Seulement, si de telles manifestations sont du domaine de l’esthétique, elles en sont une sphère très spéciale. Elles ont en effet quelque chose de moral ; car elles dérivent d’habitudes et de tendances qui ont été acquises dans la pratique de la vie morale proprement dite, telles que le besoin de se donner, de sortir de soi, de s’occuper d’autrui, etc. Mais ces dispositions, morales par leurs origines, ne sont plus employées moralement parce qu’avec l’obligation disparaît la moralité[5]. De même que le jeu est l’esthétique de la vie physique, l’art, l’esthétique de la vie intellectuelle, cette activité sui generis est l’esthétique de la vie morale[6].

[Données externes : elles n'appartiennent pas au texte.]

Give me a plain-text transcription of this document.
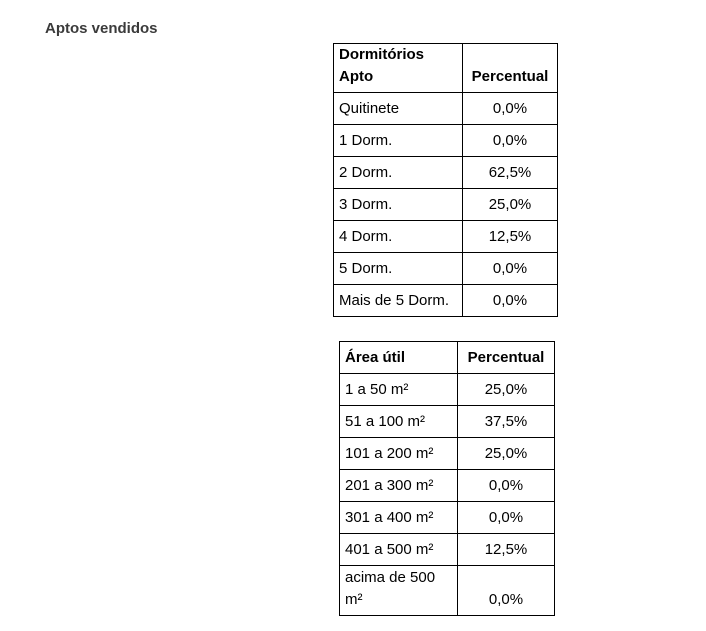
Aptos vendidos
Dormitórios Apto	Percentual
Quitinete	0,0%
1 Dorm.	0,0%
2 Dorm.	62,5%
3 Dorm.	25,0%
4 Dorm.	12,5%
5 Dorm.	0,0%
Mais de 5 Dorm.	0,0%
Área útil	Percentual
1 a 50 m²	25,0%
51 a 100 m²	37,5%
101 a 200 m²	25,0%
201 a 300 m²	0,0%
301 a 400 m²	0,0%
401 a 500 m²	12,5%
acima de 500 m²	0,0%
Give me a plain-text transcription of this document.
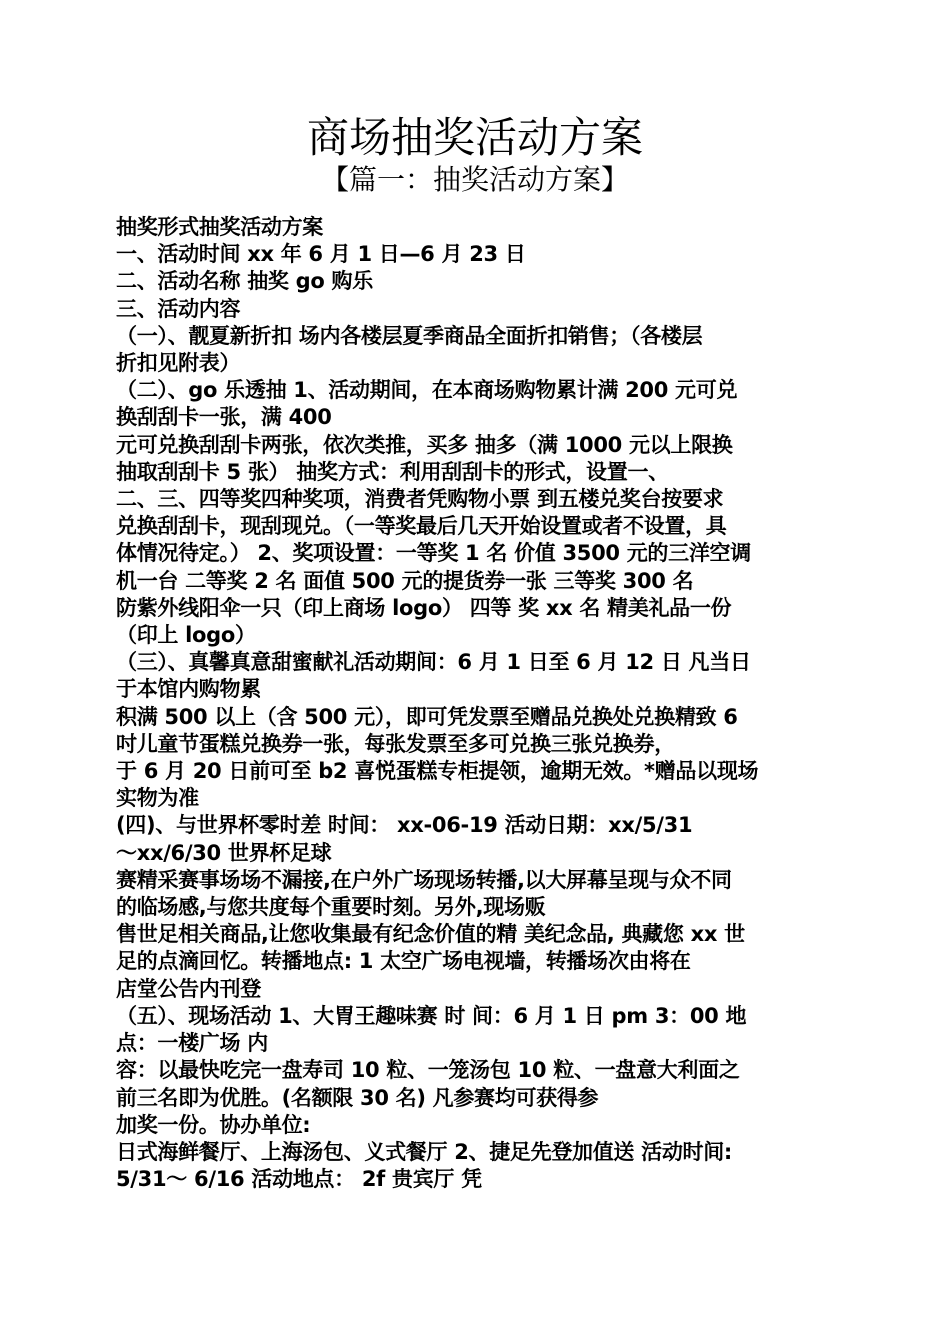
商场抽奖活动方案
【篇一：抽奖活动方案】
抽奖形式抽奖活动方案
一、活动时间 xx 年 6 月 1 日—6 月 23 日
二、活动名称 抽奖 go 购乐
三、活动内容
（一）、靓夏新折扣 场内各楼层夏季商品全面折扣销售；（各楼层
折扣见附表）
（二）、go 乐透抽 1、活动期间，在本商场购物累计满 200 元可兑
换刮刮卡一张，满 400
元可兑换刮刮卡两张，依次类推，买多 抽多（满 1000 元以上限换
抽取刮刮卡 5 张） 抽奖方式：利用刮刮卡的形式，设置一、
二、三、四等奖四种奖项，消费者凭购物小票 到五楼兑奖台按要求
兑换刮刮卡，现刮现兑。（一等奖最后几天开始设置或者不设置，具
体情况待定。） 2、奖项设置：一等奖 1 名 价值 3500 元的三洋空调
机一台 二等奖 2 名 面值 500 元的提货券一张 三等奖 300 名
防紫外线阳伞一只（印上商场 logo） 四等 奖 xx 名 精美礼品一份
（印上 logo）
（三）、真馨真意甜蜜献礼活动期间：6 月 1 日至 6 月 12 日 凡当日
于本馆内购物累
积满 500 以上（含 500 元），即可凭发票至赠品兑换处兑换精致 6
吋儿童节蛋糕兑换券一张，每张发票至多可兑换三张兑换券，
于 6 月 20 日前可至 b2 喜悦蛋糕专柜提领，逾期无效。*赠品以现场
实物为准
(四)、与世界杯零时差 时间： xx-06-19 活动日期：xx/5/31
～xx/6/30 世界杯足球
赛精采赛事场场不漏接,在户外广场现场转播,以大屏幕呈现与众不同
的临场感,与您共度每个重要时刻。另外,现场贩
售世足相关商品,让您收集最有纪念价值的精 美纪念品, 典藏您 xx 世
足的点滴回忆。转播地点: 1 太空广场电视墙，转播场次由将在
店堂公告内刊登
（五）、现场活动 1、大胃王趣味赛 时 间：6 月 1 日 pm 3：00 地
点：一楼广场 内
容：以最快吃完一盘寿司 10 粒、一笼汤包 10 粒、一盘意大利面之
前三名即为优胜。(名额限 30 名) 凡参赛均可获得参
加奖一份。协办单位:
日式海鲜餐厅、上海汤包、义式餐厅 2、捷足先登加值送 活动时间:
5/31～ 6/16 活动地点： 2f 贵宾厅 凭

  1. Janet, la Morale, p. 223.
  2. loc. cit., p. 234
  3. Loc. cit., p. 239.
  4. Ce n’est donc pas la difficulté de ces actions qui les sépare des autres. Il en est de très aisées. Cette distinction ne peut par conséquent pas venir de ce que nous regardons volontiers comme facultatif tout ce qui est un peu difficile.
  5. Ce serait donc mal interpréter notre pensée que de nous confondre avec ceux qui admettent l’existence de devoirs facultatifs ; les deux mots jurent ensemble.
  6. Nous ne voulons pas mêler de considérations pratiques à une étude scientifique. Cependant il nous paraît que la distinction de ces deux domaines est très nécessaire même au point de vue pratique. Car on ne peut les confondre sans les mettre sur le même plan ; très souvent même on semble attribuer une certaine supériorité à l’activité esthético-morale. Or on risque d’affaiblir le sentiment de l’obligation, c’est-à-dire l’existence du devoir, en admettant qu’il y a une moralité, et peut-être la plus élevée, qui consiste en de libres créations de l’individu, qu’aucune règle ne détermine, qui est essentiellement anomique. Nous croyons au contraire que l’anomie est la négation de toute morale.